Abstract

The purpose of this paper is to form a more general understanding of the effect an electric field has on boiling heat transfer by considering non-boiling electroconvection and boiling bubble dynamics separately. In an attempt to decouple these two heat transfer mechanisms, an electric field was utilized which produced a uniform dielectrophoretic force (DEP force) across a horizontal platinum wire. Boiling curves were produced with FC-72 as the working fluid for variable DEP and buoyancy forces by varying the electric field geometry (with a constant potential of 23 kV), by varying the orientation of the electric field with respect to gravity, and by performing experiments in a drop tower with very small buoyancy forces. In order to elucidate the relative contributions of the individual forces and correlate the data, an effective gravity g′(b,e) was defined which represents the ratio of the total DEP and buoyancy body forces on the vapor bubbles to the constant terrestrial-gravity buoyancy force.

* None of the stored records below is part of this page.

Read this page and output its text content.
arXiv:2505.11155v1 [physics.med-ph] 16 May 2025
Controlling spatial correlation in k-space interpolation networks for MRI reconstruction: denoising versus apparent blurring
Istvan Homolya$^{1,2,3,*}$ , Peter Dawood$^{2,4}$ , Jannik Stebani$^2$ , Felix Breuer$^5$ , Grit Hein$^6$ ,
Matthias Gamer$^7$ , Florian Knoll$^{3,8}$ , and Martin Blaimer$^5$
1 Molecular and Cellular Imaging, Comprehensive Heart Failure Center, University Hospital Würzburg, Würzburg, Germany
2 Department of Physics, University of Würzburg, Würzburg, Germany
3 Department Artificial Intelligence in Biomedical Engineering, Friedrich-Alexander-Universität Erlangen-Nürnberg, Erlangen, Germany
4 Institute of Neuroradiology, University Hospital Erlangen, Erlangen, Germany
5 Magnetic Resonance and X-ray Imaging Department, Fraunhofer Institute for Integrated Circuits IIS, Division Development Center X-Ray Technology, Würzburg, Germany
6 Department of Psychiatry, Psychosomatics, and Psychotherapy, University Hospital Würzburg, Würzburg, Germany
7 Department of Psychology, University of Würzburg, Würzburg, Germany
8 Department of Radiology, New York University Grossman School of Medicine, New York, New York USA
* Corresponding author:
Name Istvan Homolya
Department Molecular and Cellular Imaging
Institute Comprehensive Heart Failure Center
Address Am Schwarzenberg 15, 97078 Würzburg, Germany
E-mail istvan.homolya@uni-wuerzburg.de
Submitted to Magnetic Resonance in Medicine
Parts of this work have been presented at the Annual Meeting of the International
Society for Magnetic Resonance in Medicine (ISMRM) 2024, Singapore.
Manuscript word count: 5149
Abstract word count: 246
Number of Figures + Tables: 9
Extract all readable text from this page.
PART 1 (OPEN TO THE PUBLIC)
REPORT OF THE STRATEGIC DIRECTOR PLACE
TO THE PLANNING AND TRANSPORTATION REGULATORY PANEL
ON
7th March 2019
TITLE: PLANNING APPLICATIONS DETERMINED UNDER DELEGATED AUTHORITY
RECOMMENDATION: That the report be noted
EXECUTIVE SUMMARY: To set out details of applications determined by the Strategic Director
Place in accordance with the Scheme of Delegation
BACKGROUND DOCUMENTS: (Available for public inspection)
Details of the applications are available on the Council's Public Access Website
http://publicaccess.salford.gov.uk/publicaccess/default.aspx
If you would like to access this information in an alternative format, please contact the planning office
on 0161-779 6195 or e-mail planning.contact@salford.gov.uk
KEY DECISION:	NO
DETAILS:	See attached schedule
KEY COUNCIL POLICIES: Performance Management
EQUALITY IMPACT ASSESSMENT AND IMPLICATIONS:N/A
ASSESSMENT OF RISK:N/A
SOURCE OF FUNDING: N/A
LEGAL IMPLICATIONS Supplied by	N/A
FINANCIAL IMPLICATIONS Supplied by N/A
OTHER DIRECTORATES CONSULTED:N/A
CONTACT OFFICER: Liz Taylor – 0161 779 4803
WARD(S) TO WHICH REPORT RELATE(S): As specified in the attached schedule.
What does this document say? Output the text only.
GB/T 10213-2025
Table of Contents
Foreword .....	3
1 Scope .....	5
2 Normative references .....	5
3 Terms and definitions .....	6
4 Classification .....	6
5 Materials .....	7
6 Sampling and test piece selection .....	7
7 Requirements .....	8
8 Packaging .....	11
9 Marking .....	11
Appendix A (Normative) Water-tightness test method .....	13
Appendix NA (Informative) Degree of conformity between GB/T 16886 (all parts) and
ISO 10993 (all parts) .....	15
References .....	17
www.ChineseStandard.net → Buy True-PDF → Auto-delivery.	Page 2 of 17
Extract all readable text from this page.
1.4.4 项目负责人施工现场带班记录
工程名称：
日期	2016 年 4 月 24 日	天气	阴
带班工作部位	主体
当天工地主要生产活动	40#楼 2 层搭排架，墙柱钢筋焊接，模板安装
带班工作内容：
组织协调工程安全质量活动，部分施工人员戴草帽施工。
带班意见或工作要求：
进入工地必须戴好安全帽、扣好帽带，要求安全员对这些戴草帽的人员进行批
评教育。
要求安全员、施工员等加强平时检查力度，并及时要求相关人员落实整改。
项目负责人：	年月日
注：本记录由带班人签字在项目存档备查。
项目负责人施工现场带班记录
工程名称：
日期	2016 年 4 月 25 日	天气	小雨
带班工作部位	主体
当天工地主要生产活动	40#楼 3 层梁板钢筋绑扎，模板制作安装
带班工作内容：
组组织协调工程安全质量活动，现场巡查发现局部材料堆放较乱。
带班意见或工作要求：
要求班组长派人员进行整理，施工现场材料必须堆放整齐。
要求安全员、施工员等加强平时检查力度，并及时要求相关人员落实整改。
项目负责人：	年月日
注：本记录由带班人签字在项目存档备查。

It was concluded that the effect of the DEP force on the bubbles is analogous to reducing or increasing the gravity locally or inducing vapor flow across the heater surface similar to forced-convection. In semis of the relationship between the bubble dynamics and the heat transfer, it was concluded that nucleate boiling heat transfer will be enhanced if the effective gravity acts to hold the vapor bubbles near the heater surface, while at the same time permitting access of the liquid to the surface in order to prevent dryout. However, a large electroconvective effect can dominate and possibly reverse this trend. For the critical heat flux (CHF) it was discovered that for 1 < g′(b,e) < 3 a quarter power dependence is a reasonable engineering approximation for the increase in CHF with effective gravity.

Based on these results and support from the literature, we concluded that the overall heat transfer coefficient for boiling in the presence of an electric field can be considered as the summation of a heat transfer coefficient due to bubble dynamics and a heat transfer coefficient due to electroconvection. Furthermore, the heat transfer coefficient due to the bubble dynamics can be modeled with current theory based on variable gravity results and/or forced convection.